Interleukin-1 beta induces interleukin-6 mRNA expression and protein production in synovial cells from human temporomandibular joint.

Background: Interleukin (IL)-1 beta and IL-6 were found to be elevated in fluid from the temporomandibular joint (TMJ), although the source of these cytokines was not elucidated. There is little known about the function and response of synovial cells in the TMJ. The purpose of this study was to prepare cultured human synovial cells (HTS cells) from the TMJ and to investigate IL-6 production in HTS cells incubated with IL-1 beta.
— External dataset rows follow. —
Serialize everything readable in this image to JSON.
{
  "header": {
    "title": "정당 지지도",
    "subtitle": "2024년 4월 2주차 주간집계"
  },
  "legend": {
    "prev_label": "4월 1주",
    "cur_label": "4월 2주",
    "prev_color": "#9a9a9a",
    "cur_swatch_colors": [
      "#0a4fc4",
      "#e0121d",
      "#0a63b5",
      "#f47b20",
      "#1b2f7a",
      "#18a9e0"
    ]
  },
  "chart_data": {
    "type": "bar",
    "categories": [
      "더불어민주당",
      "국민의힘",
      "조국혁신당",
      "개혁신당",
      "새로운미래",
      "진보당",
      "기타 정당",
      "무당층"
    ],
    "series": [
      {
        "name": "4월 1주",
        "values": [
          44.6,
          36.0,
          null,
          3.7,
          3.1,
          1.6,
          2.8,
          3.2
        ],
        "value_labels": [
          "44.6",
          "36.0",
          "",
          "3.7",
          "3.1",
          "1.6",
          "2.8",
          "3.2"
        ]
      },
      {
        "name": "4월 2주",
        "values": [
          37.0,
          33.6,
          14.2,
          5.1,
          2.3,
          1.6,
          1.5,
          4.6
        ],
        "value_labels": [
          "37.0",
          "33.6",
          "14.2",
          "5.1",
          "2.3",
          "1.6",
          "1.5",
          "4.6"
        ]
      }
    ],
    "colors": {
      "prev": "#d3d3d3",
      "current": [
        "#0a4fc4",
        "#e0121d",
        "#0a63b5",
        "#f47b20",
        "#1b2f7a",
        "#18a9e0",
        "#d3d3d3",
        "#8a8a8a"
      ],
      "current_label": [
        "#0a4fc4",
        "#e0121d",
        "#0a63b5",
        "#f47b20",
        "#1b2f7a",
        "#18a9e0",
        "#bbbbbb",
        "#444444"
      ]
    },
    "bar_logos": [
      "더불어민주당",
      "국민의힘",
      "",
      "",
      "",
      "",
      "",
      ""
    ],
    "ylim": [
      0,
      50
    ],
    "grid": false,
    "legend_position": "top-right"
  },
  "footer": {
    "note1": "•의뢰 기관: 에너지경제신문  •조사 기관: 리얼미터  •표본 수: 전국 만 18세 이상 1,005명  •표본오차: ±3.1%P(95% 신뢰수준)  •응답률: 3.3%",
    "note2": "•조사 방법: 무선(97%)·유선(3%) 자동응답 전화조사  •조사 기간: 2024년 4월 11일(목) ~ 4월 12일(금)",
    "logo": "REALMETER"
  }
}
Methods: HTS cells were isolated from temporomandibular joint synovial tissue using an outgrowth method and then cultured in Ham's F12 medium containing 10% fetal bovine serum. The HTS cells were treated with or without IL-1 beta for 3, 6, 9 and 24 h. IL-6 and soluble IL-6 receptor (sIL-6R) levels in cultured supernatant were measured by ELISA. IL-6 mRNA expression was investigated using immunocytochemistry and RT-PCR.

Results: HTS cells were morphologically heterogeneous. IL-1 beta increased IL-6 production in HTS cells. In those treated with IL-1 beta, several cells were strongly stained in the cytoplasm around the nucleus, while several cells were weakly stained in this area. IL-1 beta also stimulated IL-6 mRNA expression. In contrast, sIL-6R could not be detected in cells treated with or without IL-1 beta.

Conclusions: IL-1 beta increased IL-6 production in synovial cells resulting from an increase in IL-6 mRNA expression. Enhanced production of IL-6, which is associated with bone resorption and inflammatory response, seems to be related to the progression of TMJ disorders.